Sancho 07.05.16 at 7:24 am

Here favourites of mine, in no order:

– The Cracked podcast is smart and funny, and covers some interesting topics. Good for mixed audiences, say on a road trip, when everyone gets bored of music.

– The Nostalgia Trap is David Parsons interviewing American leftists. Often entertaining. Corey’s been on a couple of times.

– Futility Closet is a great little show about weird history, worldly oddities and unsolved questions.

– Reuters War College covers some interesting stuff about (obviously) war, but the interviews are sometimes extended sales pitches for a guest’s new book. Plus it’s Reuters, so everything starts from the position that neoliberal interventionism is wise and just.

– The Slate Working Podcast does day-in-the-life-of stuff about people in unusual professions. Quality depends on the interviewee, but often engaging.

– The Joe Rogan podcast sometimes has interesting guests, but it always has Joe Rogan. Weigh up the cost:benefit on any given episode before downloading.

– Tank Riot updates infrequently, but it’s a fun beer-and-chips show that covers interesting cultural and political stuff.

– The Life of Caesar podcast is a fun and thorough treatment of its topic, though the presenters try a bit too hard sometimes (IMO). The hosts have separately done podcast histories of Napoleon And WW2, which I haven’t tried but could be good.

– Maybe not a CT topic of interest, but Heavy Hands is the most analytical and cerebral MMA podcast out there.

– Oh, and Welcome to Nightvale probably needs a better description than I can give, but well worth a listen.

73

Jameson Quinn 07.06.16 at 11:30 am

The Center for Global Development’s wonkcast is consistently worth a listen, and I say so as a non-expert on global poverty issues.

74

GHG 07.06.16 at 7:24 pm

Podcasts:
Agree with Kermode and Mayo’s Film Review, 99% Invisible, Song Exploder (although I feel like it could be better, pushing more into the technical stuff); Radiolab and Radiolab More Perfect; Untold.
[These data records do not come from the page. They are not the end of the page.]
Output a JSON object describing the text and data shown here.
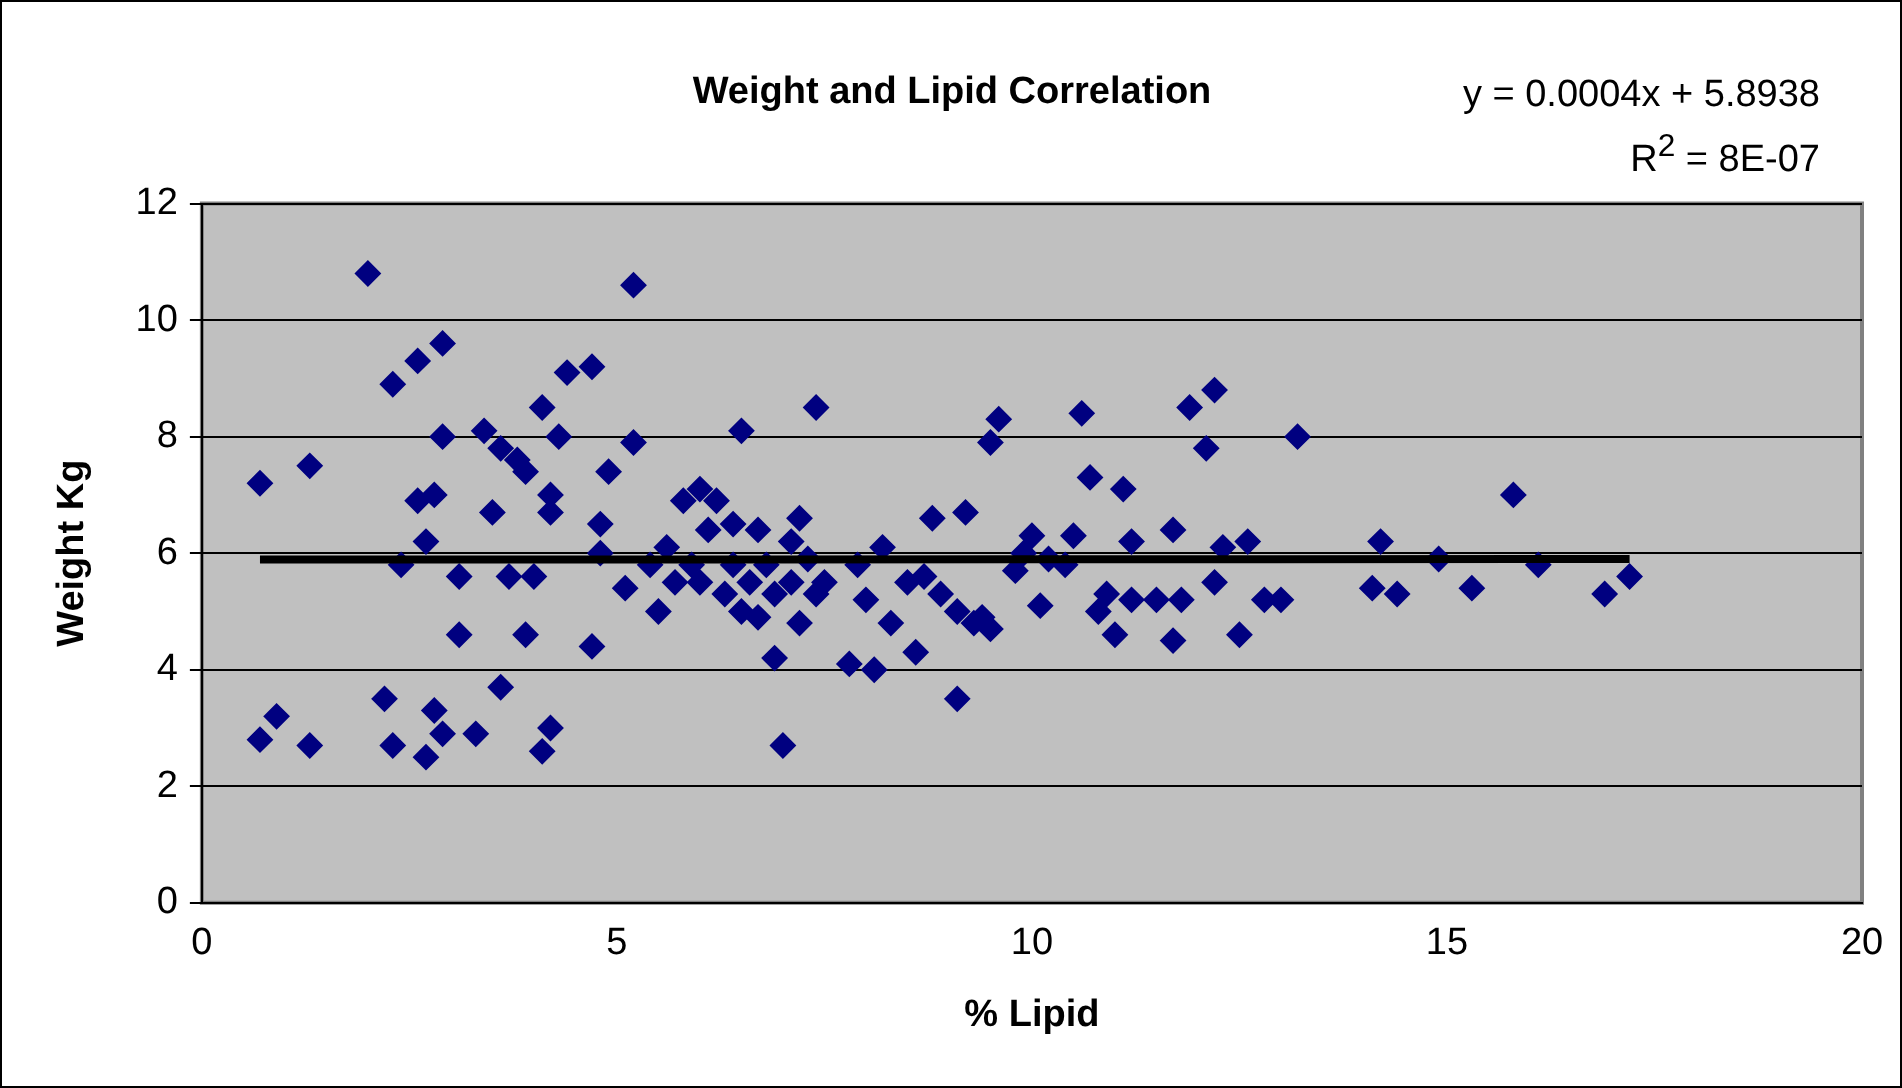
{
  "chart_data": {
    "type": "scatter",
    "title": "Weight and Lipid Correlation",
    "xlabel": "% Lipid",
    "ylabel": "Weight Kg",
    "annotations": [
      "y = 0.0004x + 5.8938",
      "R$^{2}$ = 8E-07"
    ],
    "xlim": [
      0,
      20
    ],
    "xticks": [
      0,
      5,
      10,
      15,
      20
    ],
    "ylim": [
      0,
      12
    ],
    "yticks": [
      0,
      2,
      4,
      6,
      8,
      10,
      12
    ],
    "grid": "y",
    "legend": false,
    "marker": "diamond",
    "series": [
      {
        "color": "#000080",
        "x": [
          0.7,
          0.7,
          0.9,
          1.3,
          1.3,
          2.0,
          2.2,
          2.3,
          2.3,
          2.4,
          2.6,
          2.6,
          2.7,
          2.7,
          2.8,
          2.8,
          2.9,
          2.9,
          2.9,
          3.1,
          3.1,
          3.3,
          3.4,
          3.5,
          3.6,
          3.6,
          3.7,
          3.8,
          3.9,
          3.9,
          4.0,
          4.1,
          4.1,
          4.2,
          4.2,
          4.2,
          4.3,
          4.4,
          4.7,
          4.7,
          4.8,
          4.9,
          4.8,
          5.1,
          5.2,
          5.2,
          5.4,
          5.5,
          5.6,
          5.7,
          5.8,
          5.9,
          6.0,
          6.0,
          6.1,
          6.2,
          6.3,
          6.4,
          6.4,
          6.5,
          6.5,
          6.6,
          6.7,
          6.7,
          6.8,
          6.9,
          6.9,
          7.0,
          7.1,
          7.1,
          7.2,
          7.2,
          7.3,
          7.4,
          7.4,
          7.5,
          7.8,
          7.9,
          8.0,
          8.1,
          8.2,
          8.3,
          8.5,
          8.6,
          8.7,
          8.8,
          8.9,
          9.1,
          9.1,
          9.2,
          9.3,
          9.4,
          9.5,
          9.5,
          9.6,
          9.8,
          9.9,
          10.0,
          10.1,
          10.2,
          10.4,
          10.5,
          10.6,
          10.7,
          10.8,
          10.9,
          11.0,
          11.1,
          11.2,
          11.2,
          11.5,
          11.7,
          11.7,
          11.8,
          11.9,
          12.1,
          12.2,
          12.2,
          12.3,
          12.5,
          12.6,
          12.8,
          13.0,
          13.2,
          14.1,
          14.2,
          14.4,
          14.9,
          15.3,
          15.8,
          16.1,
          16.9,
          17.2
        ],
        "values": [
          7.2,
          2.8,
          3.2,
          7.5,
          2.7,
          10.8,
          3.5,
          8.9,
          2.7,
          5.8,
          9.3,
          6.9,
          6.2,
          2.5,
          7.0,
          3.3,
          9.6,
          8.0,
          2.9,
          5.6,
          4.6,
          2.9,
          8.1,
          6.7,
          7.8,
          3.7,
          5.6,
          7.6,
          7.4,
          4.6,
          5.6,
          8.5,
          2.6,
          7.0,
          6.7,
          3.0,
          8.0,
          9.1,
          9.2,
          4.4,
          6.5,
          7.4,
          6.0,
          5.4,
          10.6,
          7.9,
          5.8,
          5.0,
          6.1,
          5.5,
          6.9,
          5.8,
          5.5,
          7.1,
          6.4,
          6.9,
          5.3,
          6.5,
          5.8,
          5.0,
          8.1,
          5.5,
          4.9,
          6.4,
          5.8,
          4.2,
          5.3,
          2.7,
          6.2,
          5.5,
          6.6,
          4.8,
          5.9,
          5.3,
          8.5,
          5.5,
          4.1,
          5.8,
          5.2,
          4.0,
          6.1,
          4.8,
          5.5,
          4.3,
          5.6,
          6.6,
          5.3,
          5.0,
          3.5,
          6.7,
          4.8,
          4.9,
          4.7,
          7.9,
          8.3,
          5.7,
          6.0,
          6.3,
          5.1,
          5.9,
          5.8,
          6.3,
          8.4,
          7.3,
          5.0,
          5.3,
          4.6,
          7.1,
          6.2,
          5.2,
          5.2,
          4.5,
          6.4,
          5.2,
          8.5,
          7.8,
          8.8,
          5.5,
          6.1,
          4.6,
          6.2,
          5.2,
          5.2,
          8.0,
          5.4,
          6.2,
          5.3,
          5.9,
          5.4,
          7.0,
          5.8,
          5.3,
          5.6
        ]
      },
      {
        "type": "line",
        "color": "#000000",
        "marker": "none",
        "x": [
          0.7,
          17.2
        ],
        "values": [
          5.89,
          5.9
        ]
      }
    ]
  }
}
I would add: 2 Dope Queens (standup comedy); You Must Remember This (great old-Hollywood history, gossip, insight); The Frame (excellent daily culture podcast from Los Angeles); Stop Podcasting Yourself (great wittering from two Vancouver comedians and changing comedian guest); and finally, my absolute favourite these days, Our Debut Album. Same hosts as Stop Podcasting Yourself (Dave Shumka and Graham Clark), and they have set the task of composing a hit song in under an hour. The process is hilarious and the results surprisingly hit-song-like. Now onto their third song; I think the whole album will be killer.

75

RNB 07.07.16 at 3:30 am

Just to see whether I am still blocked.